The film shows us a few hours of Leidi’s life: the wait on the balcony; the search for Alexis in the streets, at his home and on the football pitch (always holding her baby); the conversations with his friends, which result in the unpleasant proof that he spends time with another girl. Finally, Leidi finds Alexis at the bus depot where he works. Leidi, Alexis and their baby spend some tender moments together, as a family. But Alexis is too busy, he has others priorities, or he’s just not ready to be a father. He promises he’ll visit them, maybe…
The story of Leidi seems to be a common one. Many young and pregnant girls appear in the film, to stress the normality – and the seriousness – of the phenomenon. They are 15 or 16 years old, and they stay at home with their mothers and sisters, while the fathers are not there – perhaps they are working, or perhaps not. The men seem less mature, more vulnerable, and definitely Don Juan-like (even when near the pregnant girlfriend). Beyond these particular stories, there are generalised problems, such as the lack of education and job prospects. Social problems remain in the background, and are not explicitly evoked by the filmmaker. There are no accusations; only a picture of reality as it is – bitter and challenging. Mesa Soto explains the intentions behind his film to Cineuropa.
Cineuropa: Are you denouncing the phenomenon of teenage mothers, or is there something more behind Leidi?

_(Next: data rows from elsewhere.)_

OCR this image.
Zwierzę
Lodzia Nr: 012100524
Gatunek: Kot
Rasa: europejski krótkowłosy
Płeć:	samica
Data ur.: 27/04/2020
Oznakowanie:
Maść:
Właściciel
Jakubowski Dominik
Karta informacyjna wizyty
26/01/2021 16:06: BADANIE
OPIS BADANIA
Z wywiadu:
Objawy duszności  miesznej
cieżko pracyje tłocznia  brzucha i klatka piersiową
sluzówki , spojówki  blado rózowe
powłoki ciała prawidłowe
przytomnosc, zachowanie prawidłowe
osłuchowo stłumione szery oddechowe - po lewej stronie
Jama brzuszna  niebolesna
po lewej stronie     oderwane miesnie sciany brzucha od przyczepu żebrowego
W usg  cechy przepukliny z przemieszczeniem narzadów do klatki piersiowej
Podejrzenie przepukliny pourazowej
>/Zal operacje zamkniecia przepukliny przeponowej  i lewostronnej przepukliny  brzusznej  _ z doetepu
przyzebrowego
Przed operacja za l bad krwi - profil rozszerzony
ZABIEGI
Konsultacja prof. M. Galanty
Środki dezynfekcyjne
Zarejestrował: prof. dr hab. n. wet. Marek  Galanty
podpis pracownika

Simón Mesa Soto: I come from Medellín, the city where the film was shot, and the situation of young people in my country has always interested me. These young and pregnant girls just symbolise all the problems Colombia has. I am not making a judgement with this film; I only want to show these people, to tell their story. It’s more than pregnancy; I wanted to show the vulnerability of the teenagers in such harsh conditions. My question is: how would a woman like Leidi know how to educate her child? And what about in ten years? This is normal, it’s everyday life in Medellín, and if you go there, you will see many young girls with babies up on the balconies, waiting. Through her story, you could suggest that she’s only the result of many other issues, and that’s why I didn’t want to be specific and tackle it as a social or political problem.
How did you find the girl who plays Leidi?
First of all, I had to find a place, so I visited several neighbourhoods in Medellín. When I found the right place, I started getting to know the people living there. I got the authorisation to take part in some meetings, organised by the municipality of Medellín to help young mothers. I talked to many of these girls, I heard their stories, and during these meetings I met Alejandra, who plays Leidi in the film. She was very shy, but at the same time, the way she moved in front of the camera was very interesting to me. She’s not an actress; she is a real mother, and her story is very similar to Leidi’s. Her child at that time was one year old, and it would have been too difficult to shoot a film with him. So, for practical reasons, we used another baby, who was only three months old during the shooting.
This is a co-production between the UK and Colombia. Where is the rest of the crew based?
This is my graduation work from the London Film School. The school funded the film, and I got some funding in Colombia, too. The rest of the crew is based in Colombia. There was an amazing harmony; we really enjoyed the shoot, and I hope we will stay like this.